The Spanish art that demonized the Jews

Pepe Serra, the director of the MNAC, admits that when he curated the exhibition The Lost Mirror. Jews and converts in Medieval Spain, Joan Molina, told him that he was going to display the trunk of a vine inside a display case, he thought it was a joke. But there is the Christ of the vine, a trunk roughly hewn by a Jew from Toledo in the 15th century. He met him by chance while he was pruning his vineyard, and he, who until then mocked the Christian religion, was ipso facto converted. Not only was it his Christian identity passport (a good protection after the progroms of 1391), but, three centuries later, that image would go out in a procession to pray for the drought.

Less luck arose for a three or four year old boy from Tàrrega whose precious amulet, which was supposed to protect him (a hand of Fátima, there are pendants of jet, coral, bone…), was found in 2007 in a common grave next to the remains of another 69 people, victims of the massacre of the local Jewish community in 1384. It was one of the many massacres that occurred in the Iberian Peninsula as a result of the outbreak of the plague (they were blamed for the epidemic). “But this is not an exhibition of history, but of the history of images and how they were used in the Middle Ages to look at others in a certain way to confirm ourselves,” says Molina, professor at the University of Girona and curator of Spanish Gothic painting at the Prado, the museum where the fabulous exhibition co-organized with the MNAC comes from and whose rooms were visited by 100,000 people.

The lost mirror. Jews and converts in Medieval Spain (from this Friday until May 26) is a thesis exhibition: “Difference exists, but otherness is constructed. And what it shows is how the stigmatization of the Jews was a reflection of the Christian mirror, of their beliefs and anxieties, a powerful instrument of identity identification,” emphasizes Molina, who acknowledges that at the beginning, when he explained the project to directors of large museums British and American, ran into a wall of skepticism. Quite the opposite of what happened with the international media, which landed in Madrid and highlighted it as one of the most relevant of the year.

“There are very beautiful exhibitions and this one is, but it is also important and necessary. “It enters into a larger caliber,” says Miguel Falomir, who confesses that he had never seen so many people reading the signs (there are many, each word measured with precision: the subject is delicate), because “it enters through the eyes but also You read the explanations next to the pieces, the experience is extraordinary.”

Nor is it an exhibition about Jewish life on the Peninsula. In fact, there are only three haggadahs, illuminated manuscripts with a format similar to that of Christian codices, testimony to a time when coexistence was possible despite religious differences. But little by little the story acquires darker and more belligerent overtones, when from the 12th century onwards they begin to represent the Jews as blind and deaf (due to their inability to accept the divine nature of Jesus). On a platform, there are two polychrome wood carvings from the years 1250-1300. One represents the Church, a crowned young woman; the other, to the Synagogue, with a blindfold over his eyes and his head bowed in a gesture of sorrow. “This form of representation contributed to their stigmatization and made the possibility of reconciliation difficult,” Molina argues.

But the worst is yet to come. In a context of systemic violence, a mechanism of anti-Jewish propaganda is launched through art of enormous popular significance. The Jew as a monster, proof of his lack of morals, who desecrates hosts and flagellates Christ. Caricatured by the notaries themselves in the books where the loans of Catalan Jews are recorded. Or the images of the Cantigas de Santa María by Alfonso Despite this, the board remains intact and also exudes a sweet fragrance. They are the bad guys, cruel and monstrous beings, in the representations of the Passion, showing cruelty in the face of Christ’s pain.
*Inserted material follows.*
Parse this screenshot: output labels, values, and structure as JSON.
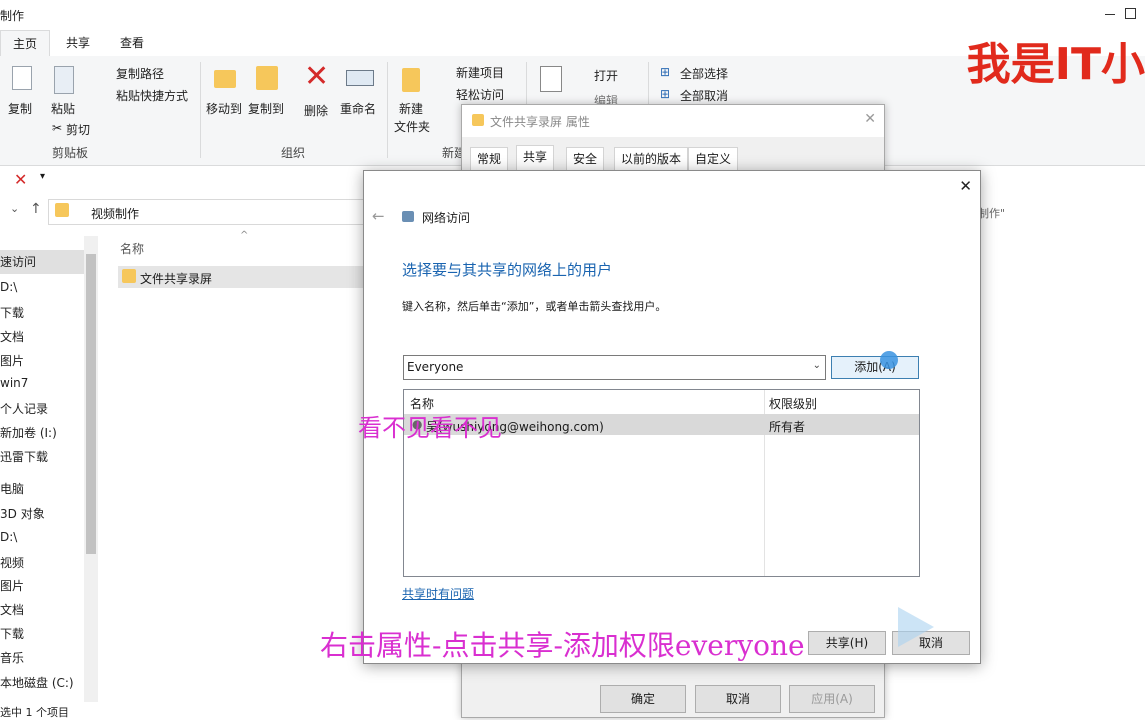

Up to this point, Moreno points out, the images have many similarities with those produced in other European territories, but the last area, the one dedicated to the converts, “is very particular, because it speaks of an issue that affects our history, the of Spain and Catalonia, due to the stigmatization that the converts, the new Christians of Jewish descent, suffered after the terrible pogroms of 1391, and many were forcibly baptized, or embraced Catholicism to save their skin or out of interest. The suspicions that arose around them led to images that served both to accuse them of being false Christians and to save themselves, such as the aforementioned Cristo de la Cepa. And the converts, as Bartolomé Bermejo surely was, encrypted in their paintings beliefs typical of Judaism (it represents Christ showing sex under a transparent veil (a symbol of his humanity).

But it is after the Spanish Inquisition of 1478 when “we went from anti-Judaism to racism, because we are talking about blood, about the descendants of Jews who are considered impure because their blood was contaminated.” The iconography is now filled with converts prosecuted and burned as heretics, as in the inquisitorial auto-da-fé presided over by Santo Domingo, by Guzmán Pedro Berruguete, in which two Jews will be burned while three others will be dressed in sambenitos, in which they It reads: “condemned erotic.” Some “infamous” signs that later, the commissioner concludes, hung in the churches and remained there for centuries to stigmatize their descendants “until four days ago.”